Она стала ходить в церковь. Старую, обветшалую, где службы то велись, то не велись, в зависимости от настроения местной власти. Ставила свечку перед потемневшей иконой Богородицы и шептала одно и то же: «Сохрани его, Матерь Божия. Верни его. Живого. Хоть какого — раненого, больного, только бы живого».

Зимой, в самые лютые морозы, когда даже птицы падали замертво на лету, от Захара пришло письмо. Мария узнала его неровный почерк сразу, едва почтальонша, тетя Нюра, достала из сумки помятый треугольник.

— Тебе, Марья, — сказала она, протягивая письмо. — От Берестова.

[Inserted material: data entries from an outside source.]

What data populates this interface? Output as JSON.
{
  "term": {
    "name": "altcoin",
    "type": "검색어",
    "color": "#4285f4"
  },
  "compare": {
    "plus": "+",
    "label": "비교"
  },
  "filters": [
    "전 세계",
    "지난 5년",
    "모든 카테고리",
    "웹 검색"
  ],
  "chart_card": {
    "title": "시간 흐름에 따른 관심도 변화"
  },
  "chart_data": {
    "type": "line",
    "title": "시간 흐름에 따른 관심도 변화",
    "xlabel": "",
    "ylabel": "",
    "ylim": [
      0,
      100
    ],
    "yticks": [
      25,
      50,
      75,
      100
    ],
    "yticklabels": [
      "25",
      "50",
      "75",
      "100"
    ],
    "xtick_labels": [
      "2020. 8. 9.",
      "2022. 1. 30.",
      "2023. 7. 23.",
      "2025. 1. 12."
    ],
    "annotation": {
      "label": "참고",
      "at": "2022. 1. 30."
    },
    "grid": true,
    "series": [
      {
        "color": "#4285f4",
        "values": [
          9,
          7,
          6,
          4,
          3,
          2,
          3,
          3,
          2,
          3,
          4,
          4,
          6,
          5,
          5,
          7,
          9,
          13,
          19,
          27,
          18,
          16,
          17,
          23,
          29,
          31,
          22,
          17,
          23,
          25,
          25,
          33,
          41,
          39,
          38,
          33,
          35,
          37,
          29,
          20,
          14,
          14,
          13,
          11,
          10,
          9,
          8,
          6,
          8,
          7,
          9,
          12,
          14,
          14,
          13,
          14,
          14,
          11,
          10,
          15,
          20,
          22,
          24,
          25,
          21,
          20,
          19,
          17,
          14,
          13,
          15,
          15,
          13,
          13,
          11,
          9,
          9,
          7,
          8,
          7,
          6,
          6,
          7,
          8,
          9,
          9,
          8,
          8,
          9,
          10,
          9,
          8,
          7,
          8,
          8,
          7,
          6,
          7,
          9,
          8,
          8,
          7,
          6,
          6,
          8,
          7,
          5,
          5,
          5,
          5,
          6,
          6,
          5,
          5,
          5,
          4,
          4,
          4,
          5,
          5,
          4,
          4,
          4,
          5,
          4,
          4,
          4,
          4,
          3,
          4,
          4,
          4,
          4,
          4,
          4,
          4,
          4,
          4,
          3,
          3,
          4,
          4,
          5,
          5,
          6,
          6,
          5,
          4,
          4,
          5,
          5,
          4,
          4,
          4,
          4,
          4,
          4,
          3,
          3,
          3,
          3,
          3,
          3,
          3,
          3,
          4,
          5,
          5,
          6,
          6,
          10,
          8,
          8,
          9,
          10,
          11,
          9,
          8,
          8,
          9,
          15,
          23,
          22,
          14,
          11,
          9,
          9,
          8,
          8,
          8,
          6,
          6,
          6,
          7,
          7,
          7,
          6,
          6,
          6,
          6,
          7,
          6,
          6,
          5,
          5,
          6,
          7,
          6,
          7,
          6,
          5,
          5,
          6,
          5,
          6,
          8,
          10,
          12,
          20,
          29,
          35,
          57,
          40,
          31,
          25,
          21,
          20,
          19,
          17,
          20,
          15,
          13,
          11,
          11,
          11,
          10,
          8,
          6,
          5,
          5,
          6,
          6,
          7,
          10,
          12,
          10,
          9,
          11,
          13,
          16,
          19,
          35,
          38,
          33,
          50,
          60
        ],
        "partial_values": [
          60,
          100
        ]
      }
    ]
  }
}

Мария взяла треугольник, и пальцы ее задрожали. Она не стала вскрывать его при всех, ушла домой, села у окна, где свету было больше, и только там, в одиночестве, развернула бумагу.

«Здравствуй, Марья!»

Он писал, что воюет под Москвой, что бои идут страшные, что многих товарищей уже потерял, но сам пока цел. Писал, что мерзнет в окопах, что махорка, которую она дала, давно кончилась, а кисет с вишенками бережет как талисман. Писал, что скучает по Сосновке, по ее вишневому саду, по тихим вечерам на скамейке.

А в самом конце, мелкими, словно нерешительными буквами, было приписано:

«Марья, я тут много думал. Про жизнь, про нас. Кажется мне, что я кругом перед тобой виноватый. Ты прости меня, если сможешь. И жди. Если вернусь — поговорим. Есть о чем. Захар».

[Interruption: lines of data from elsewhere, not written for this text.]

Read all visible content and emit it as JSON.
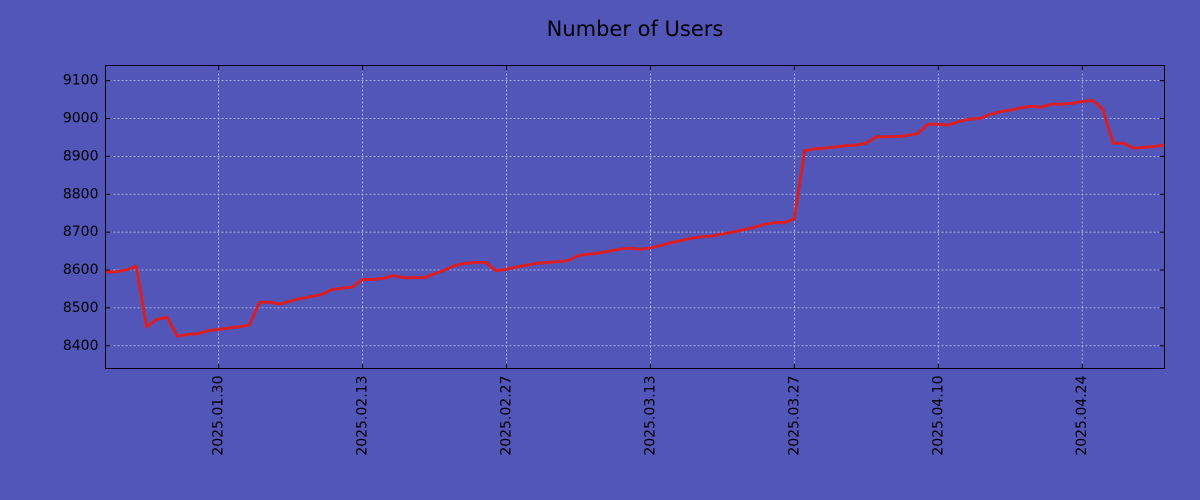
{
  "chart_data": {
    "type": "line",
    "title": "Number of Users",
    "x": [
      "2025.01.19",
      "2025.01.20",
      "2025.01.21",
      "2025.01.22",
      "2025.01.23",
      "2025.01.24",
      "2025.01.25",
      "2025.01.26",
      "2025.01.27",
      "2025.01.28",
      "2025.01.29",
      "2025.01.30",
      "2025.01.31",
      "2025.02.01",
      "2025.02.02",
      "2025.02.03",
      "2025.02.04",
      "2025.02.05",
      "2025.02.06",
      "2025.02.07",
      "2025.02.08",
      "2025.02.09",
      "2025.02.10",
      "2025.02.11",
      "2025.02.12",
      "2025.02.13",
      "2025.02.14",
      "2025.02.15",
      "2025.02.16",
      "2025.02.17",
      "2025.02.18",
      "2025.02.19",
      "2025.02.20",
      "2025.02.21",
      "2025.02.22",
      "2025.02.23",
      "2025.02.24",
      "2025.02.25",
      "2025.02.26",
      "2025.02.27",
      "2025.02.28",
      "2025.03.01",
      "2025.03.02",
      "2025.03.03",
      "2025.03.04",
      "2025.03.05",
      "2025.03.06",
      "2025.03.07",
      "2025.03.08",
      "2025.03.09",
      "2025.03.10",
      "2025.03.11",
      "2025.03.12",
      "2025.03.13",
      "2025.03.14",
      "2025.03.15",
      "2025.03.16",
      "2025.03.17",
      "2025.03.18",
      "2025.03.19",
      "2025.03.20",
      "2025.03.21",
      "2025.03.22",
      "2025.03.23",
      "2025.03.24",
      "2025.03.25",
      "2025.03.26",
      "2025.03.27",
      "2025.03.28",
      "2025.03.29",
      "2025.03.30",
      "2025.03.31",
      "2025.04.01",
      "2025.04.02",
      "2025.04.03",
      "2025.04.04",
      "2025.04.05",
      "2025.04.06",
      "2025.04.07",
      "2025.04.08",
      "2025.04.09",
      "2025.04.10",
      "2025.04.11",
      "2025.04.12",
      "2025.04.13",
      "2025.04.14",
      "2025.04.15",
      "2025.04.16",
      "2025.04.17",
      "2025.04.18",
      "2025.04.19",
      "2025.04.20",
      "2025.04.21",
      "2025.04.22",
      "2025.04.23",
      "2025.04.24",
      "2025.04.25",
      "2025.04.26",
      "2025.04.27",
      "2025.04.28",
      "2025.04.29",
      "2025.04.30",
      "2025.05.01",
      "2025.05.02"
    ],
    "series": [
      {
        "name": "Number of Users",
        "color": "#d91f26",
        "values": [
          8595,
          8595,
          8600,
          8610,
          8450,
          8470,
          8475,
          8425,
          8430,
          8432,
          8440,
          8443,
          8447,
          8450,
          8455,
          8515,
          8515,
          8510,
          8518,
          8525,
          8530,
          8535,
          8548,
          8552,
          8555,
          8575,
          8575,
          8578,
          8585,
          8580,
          8580,
          8580,
          8590,
          8600,
          8612,
          8618,
          8620,
          8620,
          8598,
          8602,
          8608,
          8613,
          8618,
          8620,
          8622,
          8625,
          8638,
          8642,
          8645,
          8650,
          8655,
          8658,
          8655,
          8658,
          8665,
          8672,
          8678,
          8684,
          8688,
          8690,
          8695,
          8700,
          8706,
          8712,
          8720,
          8725,
          8725,
          8735,
          8915,
          8920,
          8922,
          8925,
          8928,
          8930,
          8935,
          8952,
          8952,
          8953,
          8955,
          8960,
          8985,
          8985,
          8983,
          8992,
          8998,
          9000,
          9010,
          9018,
          9022,
          9028,
          9032,
          9030,
          9038,
          9038,
          9040,
          9045,
          9048,
          9025,
          8935,
          8935,
          8922,
          8924,
          8926,
          8930
        ]
      }
    ],
    "xlim": [
      "2025.01.19",
      "2025.05.02"
    ],
    "xticks": [
      "2025.01.30",
      "2025.02.13",
      "2025.02.27",
      "2025.03.13",
      "2025.03.27",
      "2025.04.10",
      "2025.04.24"
    ],
    "ylim": [
      8340,
      9140
    ],
    "yticks": [
      8400,
      8500,
      8600,
      8700,
      8800,
      8900,
      9000,
      9100
    ],
    "grid": true
  }
}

Она перечитала эти строчки трижды. Потом еще раз. И еще. А потом спрятала письмо на груди, под платьем, ближе к сердцу, и долго сидела, глядя на заснеженную вишню за окном.

Он написал «про нас». Впервые в жизни он написал эти слова — «про нас». Будто они были единым целым, будто их судьбы сплелись в один тугой узел, который не развязать ни войне, ни времени.

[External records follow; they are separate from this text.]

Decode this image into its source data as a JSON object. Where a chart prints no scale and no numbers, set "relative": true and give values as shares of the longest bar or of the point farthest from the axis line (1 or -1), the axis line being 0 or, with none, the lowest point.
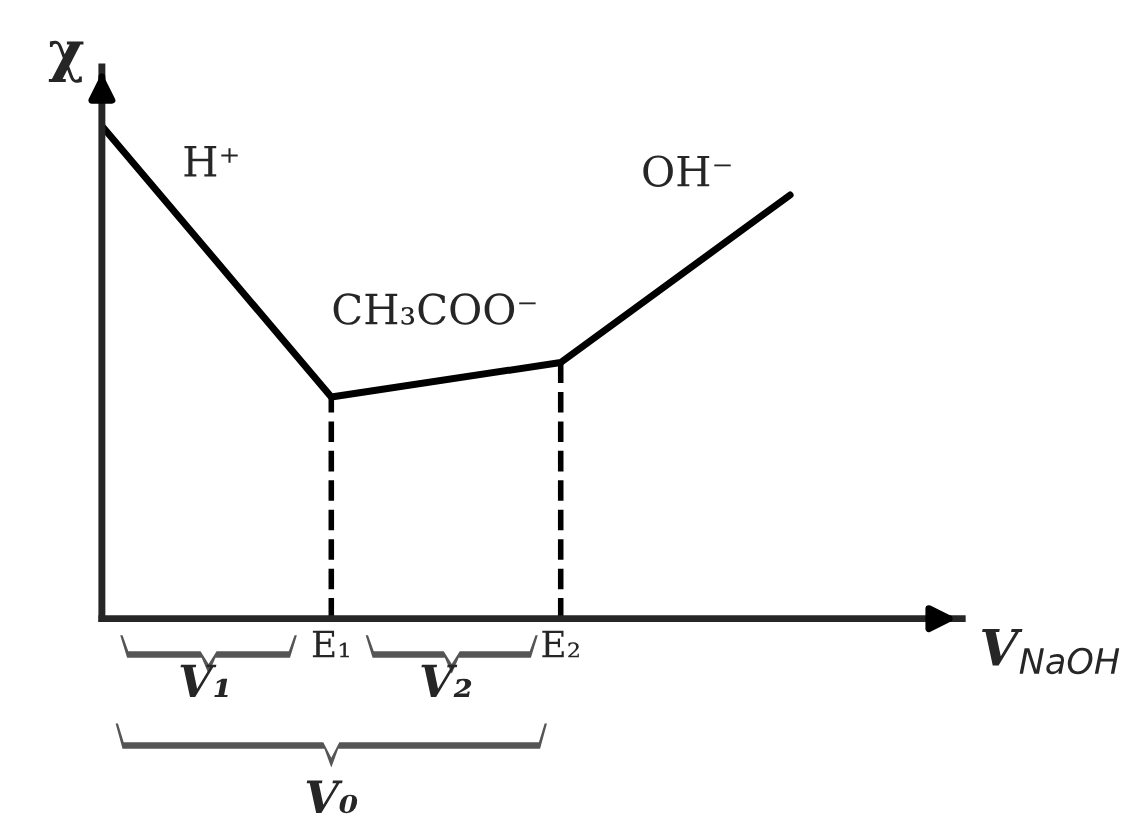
{
  "chart_data": {
    "type": "line",
    "relative": true,
    "xlabel": "V$_{NaOH}$",
    "ylabel": "χ",
    "categories": [
      null,
      "E₁",
      "E₂",
      null
    ],
    "series": [
      {
        "color": "#000000",
        "values": [
          1,
          0.45,
          0.52,
          0.86
        ]
      }
    ],
    "ref_lines": [
      {
        "axis": "x",
        "value": "E₁",
        "line_style": "dashed",
        "color": "#000000"
      },
      {
        "axis": "x",
        "value": "E₂",
        "line_style": "dashed",
        "color": "#000000"
      }
    ],
    "annotations": [
      "H⁺",
      "CH₃COO⁻",
      "OH⁻",
      "V₁",
      "V₂",
      "V₀"
    ],
    "grid": false,
    "marker": "none",
    "line_style": "solid"
  }
}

В тот вечер Мария впервые за долгое время позволила себе заплакать. Но это были не горькие слезы обиды или бессилия. Это были слезы надежды — робкой, почти забытой, но вдруг пробившейся сквозь промерзшую землю, как первый подснежник.

Впереди были еще три долгих года войны. Три года голода, непосильного труда, ожидания и страха. Она еще не знала, какие вести принесет следующая военная зима. Не знала, что судьба приготовила новое, еще более жестокое испытание.

Но сейчас, сжимая в руках заветный треугольник, она чувствовала только одно: он жив. Он помнит о ней. И он вернется.

А остальное можно пережить.

***

Вторая военная зима выдалась лютой. Такой лютой, что старики, помнившие еще царские времена и голодные девяностые годы прошлого века, только качали головами: «Не бывало такого. Видно, небо на нас прогневалось».

Морозы ударили рано, еще в ноябре, и стояли до самого марта — трескучие, злые, выстуживающие избы до последнего тепла. Дрова в Сосновке кончились быстро: лес валили бабы и подростки, но сил у них было мало, а лошадей почти всех забрали на фронт еще в первую мобилизацию. Жгли всё, что горело: старые плетни, разобранные сараи, солому с крыш. В домах сидели в тулупах, спали на печах, прижавшись друг к другу, чтобы согреться.

Но страшнее холода был голод.

Еще осенью сорок первого колхоз собрал неплохой урожай, но почти всё зерно ушло в счет госпоставок — фронту нужен был хлеб. Селу оставили крохи: по двести граммов муки на трудодень, и то не каждый день. К весне запасы кончились даже у самых запасливых. Варили крапиву, сныть, коренья лопуха. Толкли в ступах желуди, сушили и мололи картофельные очистки, что оставались с прошлого года. В ход пошла лебеда, которую раньше считали сорной травой, а теперь добавляли в жидкое варево, чтобы хоть как-то обмануть желудок.

Мария держалась. Ее тело, привыкшее к крестьянской работе, сжигало последние запасы сил, но не ломалось. Она худела, черты лица заострились, глаза на осунувшемся лице стали казаться огромными, но по-прежнему светились тем самым внутренним светом, что не могли погасить ни голод, ни стужа.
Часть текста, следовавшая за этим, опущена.